Zhao Xingle, Xu Hongen, Lian Chengyu, Hu Shousen, Zhao Yue, Wang Jia, Zhai Rongqun, Yang Mihuan, Zhang Yuanjing, Lu Wei, Tang Wenxue, Wang Liang
Department of Otolaryngology Head and Neck Surgery, The First Affiliated Hospital of Zhengzhou University, Zhengzhou, China.
Precision Medicine Center, Academy of Medical Sciences, Zhengzhou University, Zhengzhou, China.
Gene Ther. 2025 Aug 21. doi: 10.1038/s41434-025-00558-1.

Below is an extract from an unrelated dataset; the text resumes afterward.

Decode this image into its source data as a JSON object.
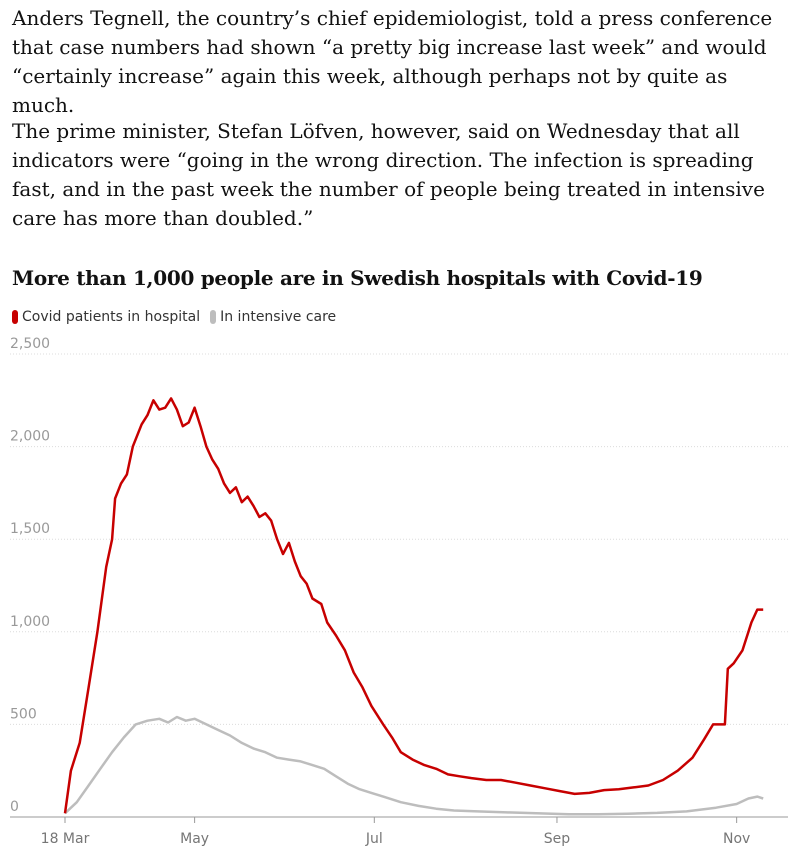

Vesicular glutamate transporter 3 (VGLUT3) is prominently expressed in the inner hair cells of the cochlea, playing a vital role in auditory signal transmission to the brain. Previous studies have shown that Vglut3 gene knockout in mice causes severe sensorineural hearing loss without affecting hair cell integrity. However, the cochlear structure of the aged Vglut3 remains inadequately explored. In this study, we analyzed the cochlear structure of aged Vglut3 mice, revealing significant degeneration of inner hair cells, synapses, and stereocilia. To explore the potential of gene therapy to restore cochlear structure, we employed AAV8 vectors to express Vglut3 in the cochleae of 5-week-old Vglut3 mice. Twenty-seven weeks post-injection, we conducted a series of experiments to evaluate the efficacy of our gene therapy approach. Auditory brainstem response (ABR) testing demonstrated restoration of auditory function following gene therapy. Immunohistochemical staining and scanning electron microscopy (SEM) analysis revealed substantial recovery of inner hair cells and stereocilia post-injection. Our findings provide important insights into the development of novel therapeutic strategies for age-related hearing loss.
囊泡谷氨酸转运体3(VGLUT3)在耳蜗的内毛细胞中显著表达,在听觉信号向大脑的传递中起着至关重要的作用。先前的研究表明,小鼠体内Vglut3基因敲除会导致严重的感音神经性听力损失,而不会影响毛细胞的完整性。然而,老年Vglut3小鼠的耳蜗结构仍未得到充分研究。在本研究中,我们分析了老年Vglut3小鼠的耳蜗结构,发现内毛细胞、突触和静纤毛出现了明显退化。为了探索基因治疗恢复耳蜗结构的潜力,我们使用AAV8载体在5周龄的Vglut3小鼠耳蜗中表达Vglut3。注射后27周,我们进行了一系列实验来评估我们的基因治疗方法的疗效。听觉脑干反应(ABR)测试表明基因治疗后听觉功能得到恢复。免疫组织化学染色和扫描电子显微镜(SEM)分析显示注射后内毛细胞和静纤毛有显著恢复。我们的研究结果为开发针对年龄相关性听力损失的新型治疗策略提供了重要见解。